Compilers May Throw Away Your Safety Checks During Optimization!

Someone filed a bug report claiming that GCC has a bug how it handles signed integer under/overflow and this individual got the following response:

signed type overflow is undefined by the C standard, use unsigned int for the addition or use -fwrapv.

The bug reporter seemingly was frustrated as GCC in previous version did not have this “issue”. Here is one of the responses he wrote:

You have GOT to be kidding?

All kinds of security issues are caused by integer wraps, and you are just telling me that with gcc 4.1 and up I cannot test for them for signed data types any more?!

You are missing the point here. There HAS to be a way to get around this. Existing software uses signed int and I can’t just change it to unsigned int, but I still must be able to check for a wrap! There does not appear to be a work around I could do in the source code either! Do you expect me to cast it to unsigned, shift right by one, and then add or what?!

PLEASE REVERT THIS CHANGE. This will create MAJOR SECURITY ISSUES in ALL MANNER OF CODE. I don’t care if your language lawyers tell you gcc is right.
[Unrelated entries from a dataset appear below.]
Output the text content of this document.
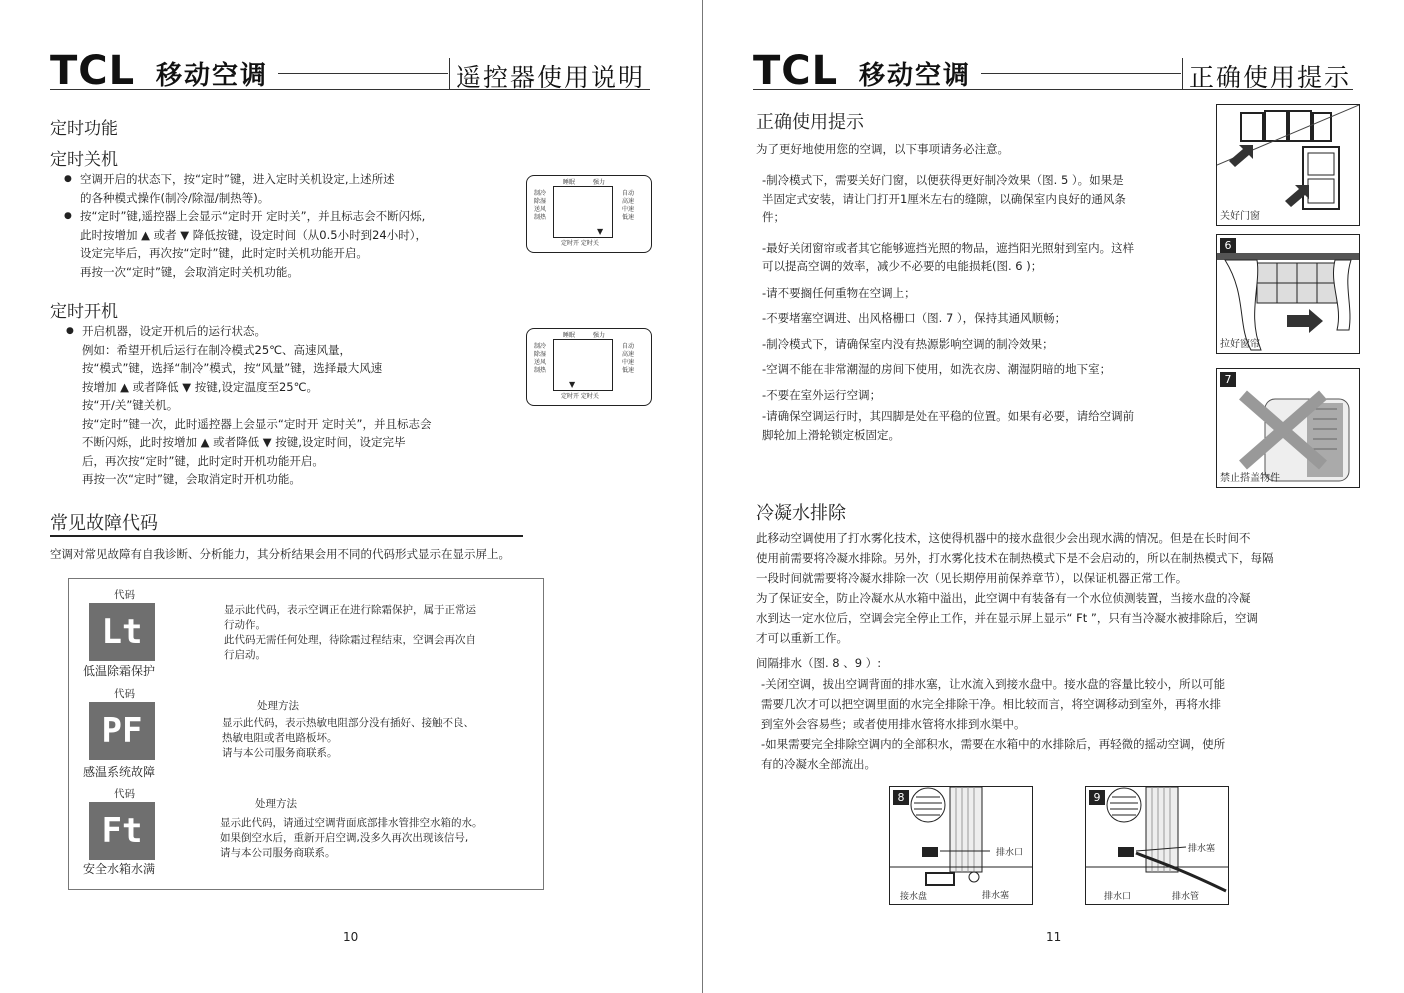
TCL 移动空调	遥控器使用说明
定时功能
定时关机
● 空调开启的状态下，按“定时”键，进入定时关机设定,上述所述
的各种模式操作(制冷/除湿/制热等)。
● 按“定时”键,遥控器上会显示“定时开 定时关”，并且标志会不断闪烁,
此时按增加 ▲ 或者 ▼ 降低按键，设定时间（从0.5小时到24小时），
设定完毕后，再次按“定时”键，此时定时关机功能开启。
再按一次“定时”键，会取消定时关机功能。
睡眠	强力
制冷
除湿
送风
制热
自动
高速
中速
低速
▼
定时开 定时关
定时开机
● 开启机器，设定开机后的运行状态。
例如：希望开机后运行在制冷模式25℃、高速风量，
按“模式”键，选择“制冷”模式，按“风量”键，选择最大风速
按增加 ▲ 或者降低 ▼ 按键,设定温度至25℃。
按“开/关”键关机。
按“定时”键一次，此时遥控器上会显示“定时开 定时关”，并且标志会
不断闪烁，此时按增加 ▲ 或者降低 ▼ 按键,设定时间，设定完毕
后，再次按“定时”键，此时定时开机功能开启。
再按一次“定时”键，会取消定时开机功能。
睡眠	强力
制冷
除湿
送风
制热
自动
高速
中速
低速
▼
定时开 定时关
常见故障代码
空调对常见故障有自我诊断、分析能力，其分析结果会用不同的代码形式显示在显示屏上。
代码
Lt
低温除霜保护
显示此代码，表示空调正在进行除霜保护，属于正常运
行动作。
此代码无需任何处理，待除霜过程结束，空调会再次自
行启动。
代码
PF
感温系统故障
处理方法
显示此代码，表示热敏电阻部分没有插好、接触不良、
热敏电阻或者电路板坏。
请与本公司服务商联系。
代码
Ft
安全水箱水满
处理方法
显示此代码，请通过空调背面底部排水管排空水箱的水。
如果倒空水后，重新开启空调,没多久再次出现该信号,
请与本公司服务商联系。
10
TCL 移动空调	正确使用提示
正确使用提示
为了更好地使用您的空调，以下事项请务必注意。
-制冷模式下，需要关好门窗，以便获得更好制冷效果（图. 5 ）。如果是
半固定式安装，请让门打开1厘米左右的缝隙，以确保室内良好的通风条
件；
-最好关闭窗帘或者其它能够遮挡光照的物品，遮挡阳光照射到室内。这样
可以提高空调的效率，减少不必要的电能损耗(图. 6 )；
-请不要搁任何重物在空调上；
-不要堵塞空调进、出风格栅口（图. 7 ），保持其通风顺畅；
-制冷模式下，请确保室内没有热源影响空调的制冷效果；
-空调不能在非常潮湿的房间下使用，如洗衣房、潮湿阴暗的地下室；
-不要在室外运行空调；
-请确保空调运行时，其四脚是处在平稳的位置。如果有必要，请给空调前
脚轮加上滑轮锁定板固定。
关好门窗
6
拉好窗帘
7
禁止搭盖物件
冷凝水排除
此移动空调使用了打水雾化技术，这使得机器中的接水盘很少会出现水满的情况。但是在长时间不
使用前需要将冷凝水排除。另外，打水雾化技术在制热模式下是不会启动的，所以在制热模式下，每隔
一段时间就需要将冷凝水排除一次（见长期停用前保养章节），以保证机器正常工作。
为了保证安全，防止冷凝水从水箱中溢出，此空调中有装备有一个水位侦测装置，当接水盘的冷凝
水到达一定水位后，空调会完全停止工作，并在显示屏上显示“ Ft ”，只有当冷凝水被排除后，空调
才可以重新工作。
间隔排水（图. 8 、9 ）:
-关闭空调，拔出空调背面的排水塞，让水流入到接水盘中。接水盘的容量比较小，所以可能
需要几次才可以把空调里面的水完全排除干净。相比较而言，将空调移动到室外，再将水排
到室外会容易些；或者使用排水管将水排到水渠中。
-如果需要完全排除空调内的全部积水，需要在水箱中的水排除后，再轻微的摇动空调，使所
有的冷凝水全部流出。
8
排水口
接水盘	排水塞
9
排水塞
排水口	排水管
11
THIS WILL CAUSE PEOPLE TO GET HACKED.

I found this because one check to prevent people from getting hacked failed.

THIS IS NOT A JOKE. FIX THIS! NOW!

Finally, I want to highlight that initial responder concluded that (the thread goes on with a lot of responses, take a look for yourself):

I am not joking, the C standard explictly says signed integer overflow is undefined behavior.
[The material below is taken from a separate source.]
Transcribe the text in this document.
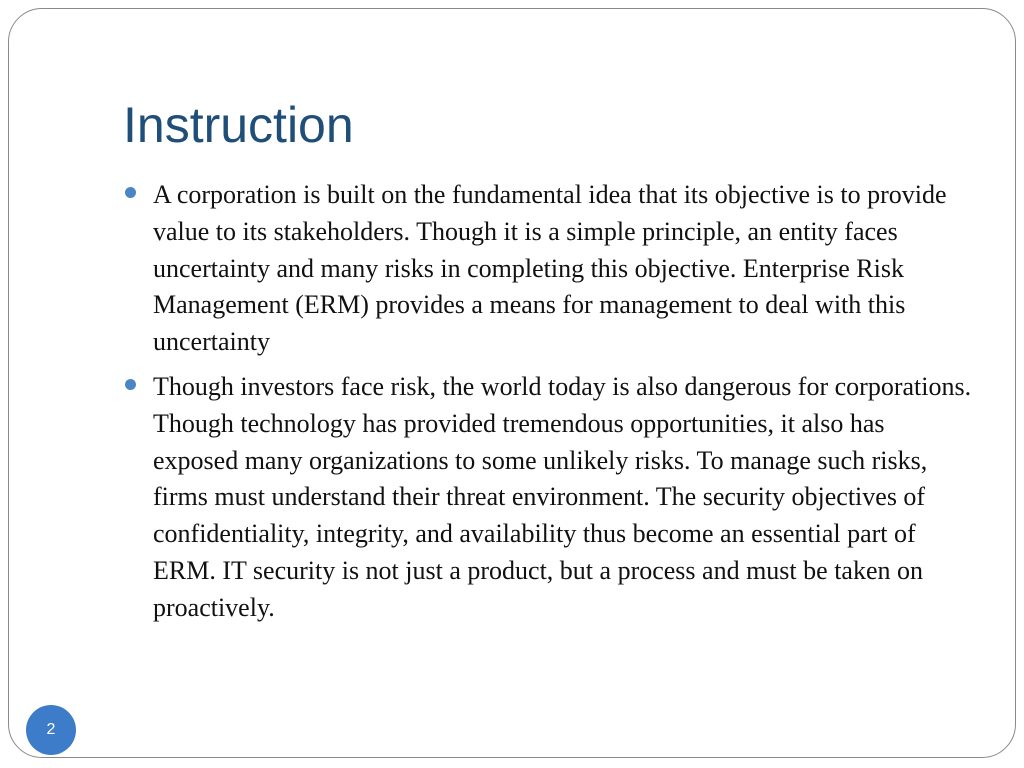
Instruction
A corporation is built on the fundamental idea that its objective is to provide value to its stakeholders. Though it is a simple principle, an entity faces uncertainty and many risks in completing this objective. Enterprise Risk Management (ERM) provides a means for management to deal with this uncertainty
Though investors face risk, the world today is also dangerous for corporations. Though technology has provided tremendous opportunities, it also has exposed many organizations to some unlikely risks. To manage such risks, firms must understand their threat environment. The security objectives of confidentiality, integrity, and availability thus become an essential part of ERM. IT security is not just a product, but a process and must be taken on proactively.
2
There are countless posts on bug reporting portals and on forums such as Stack Overflow about this issue. But who is correct? Let us take a concrete example of this issue at hand. Consider that we need to implement a secure and robust function for addition that avoids underflow and overflow. For our purposes we would simply return 0 to indicate that we have an overflow/underflow. C-code for this problem could look like this:

1
2
3
4
5
6
7
8
9
10
11
12
int safe_addition(int a, int b) {
  if (a > 0) {
    if (b > 0 && a + b < 0) {
      return 0; // overflow
    }
  } else {
    if (b < 0 && a + b > 0) {
      return 0; // underflow
    }
  }
  return a + b;
}

Compiling this in GCC 12.2 (Godbolt) using O0 (i.e. no optimizations) will result in the following:

safe_addition(1, INT_MAX)  -> 0
safe_addition(-1, INT_MIN) -> 0

It works as expected, both underflow and overflow is successfully captured by our logic and we return 0 in both cases. Now using the same code but enabling compiler optimizations using O2 (Godbolt), we instead get the following output:

safe_addition(1, INT_MAX)  -> -2147483648
safe_addition(-1, INT_MIN) -> 2147483647

The observed result of our function is now broken, as it no longer seems to protect us against underflow/overflow. Code like this have been found in applications such as SQLite, PostgreSQL, Python, OpenSSL, etc. (1). These checks may be very important and as such removing them might be a source of severe vulnerability, opening up the possibility for buffer overflow attacks etc.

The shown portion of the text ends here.